The house on Swan Ridge was a small two-bedroom bungalow, with a good yard and a shed in the back that could be converted into a work space. Faulk gave Mr. Rainey a small deposit for it, an amount he could afford to lose if Natasha decided that she didn’t like it. But he felt sure she would. It was very close to Iris’s house on Bilders. Mr. Rainey let him have a key to the place and took the lockbox. The two men shook hands and agreed on a time to meet and finalize things. Mr. Rainey drove away, and Faulk took one more look around, moving through the rooms and imagining life there.

This was the one he would take her to.

After lunch he drove to East Memphis to see a friend in the employment services department of the parole board. The friend had left him a message to come see him. His office was in a small windowless annex behind the main building. Faulk had a little trouble finding the place, walking around in the hot sunlight for long minutes. The door was unmarked. It looked like a warehouse entrance. His friend, the supervisor, was a short, squat good-humored man named Lawrence Watson, who smelled of the unlit cigar he kept like a lollipop in the corner of his mouth and always wore a starched white shirt with the sleeves rolled up. The cigar would be smoked in short breaks all day and then patted out and, as Watson cheerfully expressed it, worn for reassurance indoors. A man with a cigar in his mouth was a more confident, forward-going man, he would say. For him the phrase forward going was synonymous with phrases or words like strong willed, resolute, tough minded, progressive, confident , even stubborn . The shades of meaning in it were there in context when you listened to him holding forth. He liked Faulk, and the two men had spent time over the years working together, Faulk having served as a volunteer for some of the programs the board sponsored, including several halfway houses for paroled prisoners or mental patients, or for people who needed medical rehabilitation. Faulk had also been chaplain at the community center in Midtown. Lawrence Watson was a man whose working life had been spent attempting to have a direct effect doing beneficial things for individual people. His goodwill was both boundless and practical. He possessed an unspoken passionate concern for the less fortunate and the troubled, and about this concern he often made jokes, always undercutting the obvious fact that he was a good and loving man. You could not pin him down or get him to speak earnestly about any of it. It was just his work, the thing he was happy doing, and he had been doing it for thirty years.

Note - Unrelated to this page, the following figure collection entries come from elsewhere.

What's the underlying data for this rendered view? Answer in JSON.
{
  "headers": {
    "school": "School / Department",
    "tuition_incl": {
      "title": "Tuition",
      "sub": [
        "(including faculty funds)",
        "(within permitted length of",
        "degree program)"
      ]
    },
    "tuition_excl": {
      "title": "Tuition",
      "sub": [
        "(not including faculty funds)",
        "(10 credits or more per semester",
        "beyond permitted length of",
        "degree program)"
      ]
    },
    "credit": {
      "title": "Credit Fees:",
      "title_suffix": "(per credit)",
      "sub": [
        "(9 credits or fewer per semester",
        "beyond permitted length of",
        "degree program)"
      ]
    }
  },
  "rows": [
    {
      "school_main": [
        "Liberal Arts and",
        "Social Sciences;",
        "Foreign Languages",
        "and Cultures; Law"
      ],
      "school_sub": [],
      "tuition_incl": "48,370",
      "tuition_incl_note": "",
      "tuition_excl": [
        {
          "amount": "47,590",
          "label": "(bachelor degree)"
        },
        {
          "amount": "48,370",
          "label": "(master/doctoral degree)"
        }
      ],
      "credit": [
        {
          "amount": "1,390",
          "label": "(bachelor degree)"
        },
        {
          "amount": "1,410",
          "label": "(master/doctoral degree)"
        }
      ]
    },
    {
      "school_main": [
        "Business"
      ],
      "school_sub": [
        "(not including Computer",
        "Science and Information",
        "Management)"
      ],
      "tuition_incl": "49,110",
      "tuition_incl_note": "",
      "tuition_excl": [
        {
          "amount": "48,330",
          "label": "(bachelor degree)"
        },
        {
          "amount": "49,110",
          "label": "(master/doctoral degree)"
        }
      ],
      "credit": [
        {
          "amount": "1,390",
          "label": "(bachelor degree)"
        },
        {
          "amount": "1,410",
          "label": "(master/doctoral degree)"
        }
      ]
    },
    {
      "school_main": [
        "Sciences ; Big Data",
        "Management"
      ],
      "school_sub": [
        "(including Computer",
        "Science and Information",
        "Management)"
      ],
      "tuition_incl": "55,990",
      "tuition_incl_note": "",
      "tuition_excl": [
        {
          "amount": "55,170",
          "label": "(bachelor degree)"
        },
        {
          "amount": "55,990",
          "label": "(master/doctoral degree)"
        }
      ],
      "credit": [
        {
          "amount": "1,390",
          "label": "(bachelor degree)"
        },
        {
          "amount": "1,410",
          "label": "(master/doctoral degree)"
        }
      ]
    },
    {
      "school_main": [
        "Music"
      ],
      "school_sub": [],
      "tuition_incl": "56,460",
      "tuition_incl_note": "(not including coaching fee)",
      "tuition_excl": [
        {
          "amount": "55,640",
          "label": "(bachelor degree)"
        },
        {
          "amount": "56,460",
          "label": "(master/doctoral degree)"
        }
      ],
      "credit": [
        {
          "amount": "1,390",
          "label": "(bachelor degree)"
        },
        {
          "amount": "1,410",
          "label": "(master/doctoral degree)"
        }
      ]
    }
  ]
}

A job had opened up in corrections, a position in employment counseling for men on parole. “It’s yours if you want it,” he said to Faulk, chewing on the dead cigar.

“I want it.”

“Doesn’t pay much.”

“I don’t need it to.”

“Can you start Monday?”

“If you want. My fiancée’s coming in from being stuck in Jamaica—”

Wilson gave him a look, grinning crookedly.

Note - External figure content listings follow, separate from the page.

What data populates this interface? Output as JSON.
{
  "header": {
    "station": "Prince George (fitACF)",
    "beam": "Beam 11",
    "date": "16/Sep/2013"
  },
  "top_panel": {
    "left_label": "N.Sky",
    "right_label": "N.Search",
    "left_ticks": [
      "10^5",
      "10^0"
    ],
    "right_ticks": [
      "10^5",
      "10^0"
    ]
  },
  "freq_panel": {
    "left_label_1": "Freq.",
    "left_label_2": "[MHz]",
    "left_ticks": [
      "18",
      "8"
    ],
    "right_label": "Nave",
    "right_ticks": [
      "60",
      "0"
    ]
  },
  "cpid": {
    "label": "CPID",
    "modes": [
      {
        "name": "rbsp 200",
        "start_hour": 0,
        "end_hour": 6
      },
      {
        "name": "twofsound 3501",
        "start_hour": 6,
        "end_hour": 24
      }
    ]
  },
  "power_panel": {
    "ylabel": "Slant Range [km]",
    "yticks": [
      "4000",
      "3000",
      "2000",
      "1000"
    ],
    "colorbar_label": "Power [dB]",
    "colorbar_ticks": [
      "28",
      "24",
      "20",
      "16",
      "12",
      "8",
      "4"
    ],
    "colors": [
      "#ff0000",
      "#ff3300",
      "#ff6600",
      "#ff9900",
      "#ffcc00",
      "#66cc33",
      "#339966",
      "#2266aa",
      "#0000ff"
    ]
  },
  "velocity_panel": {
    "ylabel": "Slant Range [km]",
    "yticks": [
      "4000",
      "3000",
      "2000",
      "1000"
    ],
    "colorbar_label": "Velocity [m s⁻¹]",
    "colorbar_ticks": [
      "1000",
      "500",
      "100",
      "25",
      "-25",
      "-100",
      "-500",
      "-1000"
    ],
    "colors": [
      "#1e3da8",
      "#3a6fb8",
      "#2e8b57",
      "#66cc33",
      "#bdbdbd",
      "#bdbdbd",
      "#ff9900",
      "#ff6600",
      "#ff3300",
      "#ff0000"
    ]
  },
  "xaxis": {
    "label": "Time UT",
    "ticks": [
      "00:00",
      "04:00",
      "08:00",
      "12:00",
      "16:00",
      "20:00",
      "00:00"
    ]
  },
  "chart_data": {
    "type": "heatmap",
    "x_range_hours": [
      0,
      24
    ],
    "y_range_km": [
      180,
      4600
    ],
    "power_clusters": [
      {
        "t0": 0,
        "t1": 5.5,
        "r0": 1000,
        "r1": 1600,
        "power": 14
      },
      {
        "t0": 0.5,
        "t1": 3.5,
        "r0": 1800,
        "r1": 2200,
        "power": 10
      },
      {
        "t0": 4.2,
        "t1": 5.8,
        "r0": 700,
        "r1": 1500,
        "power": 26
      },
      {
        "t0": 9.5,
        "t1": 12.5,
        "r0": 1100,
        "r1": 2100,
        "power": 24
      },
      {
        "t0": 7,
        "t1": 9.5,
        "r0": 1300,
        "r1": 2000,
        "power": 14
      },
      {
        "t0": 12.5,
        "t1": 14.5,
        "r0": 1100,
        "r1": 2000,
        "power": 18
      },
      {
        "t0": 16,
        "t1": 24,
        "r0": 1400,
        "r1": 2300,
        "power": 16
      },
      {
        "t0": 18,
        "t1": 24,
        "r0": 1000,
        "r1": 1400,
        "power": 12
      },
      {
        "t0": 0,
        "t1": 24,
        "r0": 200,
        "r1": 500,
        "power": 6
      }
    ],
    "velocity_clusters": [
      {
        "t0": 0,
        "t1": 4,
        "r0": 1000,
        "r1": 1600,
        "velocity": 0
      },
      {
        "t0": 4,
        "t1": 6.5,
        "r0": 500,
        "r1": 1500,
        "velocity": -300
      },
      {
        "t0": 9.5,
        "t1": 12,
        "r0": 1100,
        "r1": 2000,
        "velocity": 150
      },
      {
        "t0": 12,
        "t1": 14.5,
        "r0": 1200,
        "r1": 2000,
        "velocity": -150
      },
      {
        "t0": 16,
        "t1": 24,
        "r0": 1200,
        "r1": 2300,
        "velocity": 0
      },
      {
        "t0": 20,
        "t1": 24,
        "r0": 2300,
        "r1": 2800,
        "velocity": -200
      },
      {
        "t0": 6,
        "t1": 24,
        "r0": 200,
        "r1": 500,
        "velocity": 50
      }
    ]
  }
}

“I know. Stuck in Jamaica. Sounds crazy. Anyway, she’s arriving later today, and I was thinking we should take a little time.”

“When’s the wedding?”

“First week in October. That first Saturday. So, three weeks. You’re welcome to come.”

“Never met a wedding I didn’t want to miss.”

“You can miss this one, too — it’s going to be very quick and very small.”

“And Jamaica was where she was when the flights stopped?”

“Yes, and all she talked about was wanting to come home.”

“Well, under the circumstances.”

“I know.”

“Way I feel right now, they can nuke the whole goddamm region,” Watson said.

“Is this you talking?”

He smiled the crooked smile. “Don’t tell anybody I said that. Maybe just hoping for another flood in the general area. How would that be? Another forty days and forty nights of rain to cool them all off.”

“You need me to start Monday?”

“How ’bout Wednesday?”

“Wednesday, sure.”

“You know the drill. Look at the history and try to match it up with whatever’s available.”

“See you Wednesday,” Faulk told him.

He went back to his apartment and saw Mr. Baines sitting out on his front stoop. Mr. Baines waved him over.

“I don’t want to be unkind,” he said. “I think I was unkind earlier.”